Things were different a century ago, when public health was delivered door-to-door. In the 1880s, contracting smallpox meant a visit from a health department inspector, who would immediately placard the home to notify neighbours of the dangers lurking nearby. In the 1910s, Dr. Charles Hastings pioneered a gentler approach, replacing inspectors with an army of public health nurses sent into specific communities to inform and educate Torontonians about the emerging science of hygiene and disease prevention. “When they are told to do things, they want to know why,” he said in a speech at the Canadian Club in 1916. “Therefore, the first duty of the Department of Public Health is to educate the public.”

The boots-on-the-ground approaches of Toronto’s early medical officers would be impractical, if not intrusive, in today’s context. Nevertheless, the idea of public health communicating directly with citizens, particularly in hotspot neighbourhoods, is one worth revisiting. If a corner of the city is experiencing elevated risks of community transmission, how about sending residents public health notices in the mail? (The city does this for much less important things, like a new development application from your wealthy neighbour.) If there are bus routes that cut through hard-hit neighbourhoods, why not ask TTC drivers to do public service announcements informing riders of pop-up testing centres opening soon?
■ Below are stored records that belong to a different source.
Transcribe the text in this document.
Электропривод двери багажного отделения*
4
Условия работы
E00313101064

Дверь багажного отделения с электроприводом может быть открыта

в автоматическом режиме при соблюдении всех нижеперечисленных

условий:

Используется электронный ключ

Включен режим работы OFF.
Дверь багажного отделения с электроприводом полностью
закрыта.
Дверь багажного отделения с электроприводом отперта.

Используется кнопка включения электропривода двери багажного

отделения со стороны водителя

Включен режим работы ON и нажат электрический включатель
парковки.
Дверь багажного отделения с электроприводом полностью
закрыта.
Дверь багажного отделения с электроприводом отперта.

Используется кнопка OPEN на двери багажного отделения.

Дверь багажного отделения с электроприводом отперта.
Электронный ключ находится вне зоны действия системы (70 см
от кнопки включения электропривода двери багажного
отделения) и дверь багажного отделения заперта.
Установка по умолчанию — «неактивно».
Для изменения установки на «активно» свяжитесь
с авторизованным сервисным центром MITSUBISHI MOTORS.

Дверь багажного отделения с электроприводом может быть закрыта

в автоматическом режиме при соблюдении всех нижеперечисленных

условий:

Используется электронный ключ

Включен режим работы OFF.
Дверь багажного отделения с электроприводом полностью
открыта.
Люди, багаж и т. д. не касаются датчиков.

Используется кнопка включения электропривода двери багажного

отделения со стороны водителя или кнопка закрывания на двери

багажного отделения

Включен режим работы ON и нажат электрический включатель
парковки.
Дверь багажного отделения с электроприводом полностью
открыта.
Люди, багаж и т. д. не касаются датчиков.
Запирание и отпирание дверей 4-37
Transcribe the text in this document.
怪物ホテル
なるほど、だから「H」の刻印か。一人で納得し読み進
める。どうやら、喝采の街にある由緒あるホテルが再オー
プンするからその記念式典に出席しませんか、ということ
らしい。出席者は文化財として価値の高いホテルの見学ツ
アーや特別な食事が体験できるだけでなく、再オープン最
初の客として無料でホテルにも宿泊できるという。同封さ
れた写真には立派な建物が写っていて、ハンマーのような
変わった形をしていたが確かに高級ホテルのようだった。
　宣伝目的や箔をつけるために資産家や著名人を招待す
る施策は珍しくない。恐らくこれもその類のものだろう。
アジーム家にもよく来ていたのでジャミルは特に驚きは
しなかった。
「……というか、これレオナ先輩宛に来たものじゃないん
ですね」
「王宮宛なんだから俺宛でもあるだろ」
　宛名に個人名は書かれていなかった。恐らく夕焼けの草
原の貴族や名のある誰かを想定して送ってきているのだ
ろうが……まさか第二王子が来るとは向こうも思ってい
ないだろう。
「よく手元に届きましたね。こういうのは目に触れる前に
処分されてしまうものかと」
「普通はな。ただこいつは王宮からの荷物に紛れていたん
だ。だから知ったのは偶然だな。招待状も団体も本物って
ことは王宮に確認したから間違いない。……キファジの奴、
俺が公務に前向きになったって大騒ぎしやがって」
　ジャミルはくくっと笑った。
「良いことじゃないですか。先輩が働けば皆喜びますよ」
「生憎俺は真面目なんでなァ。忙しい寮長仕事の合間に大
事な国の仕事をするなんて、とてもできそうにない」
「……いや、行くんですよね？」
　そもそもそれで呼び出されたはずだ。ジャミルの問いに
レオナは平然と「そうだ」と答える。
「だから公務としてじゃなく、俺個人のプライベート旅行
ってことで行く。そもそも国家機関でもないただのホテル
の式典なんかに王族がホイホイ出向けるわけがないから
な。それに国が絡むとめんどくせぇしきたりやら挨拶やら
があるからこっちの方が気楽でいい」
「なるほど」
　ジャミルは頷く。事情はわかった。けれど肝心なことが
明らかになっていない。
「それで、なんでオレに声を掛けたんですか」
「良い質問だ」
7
Across the street from the strip mall that day in November, a small line began to form. It was the opening day for a COVID-19 temporary assessment site at the Warden Woods Community Centre. With a 14 percent test positivity rate among residents, my iPhone calculator informed me that one in seven people in line could be COVID-positive. I cautiously made my way over to check things out. To my surprise, most of those waiting were people from other parts of the city who had managed to Google their way to the location. The locals seemed less informed about the new service. Unequal access to information is one of the many fault lines of this pandemic.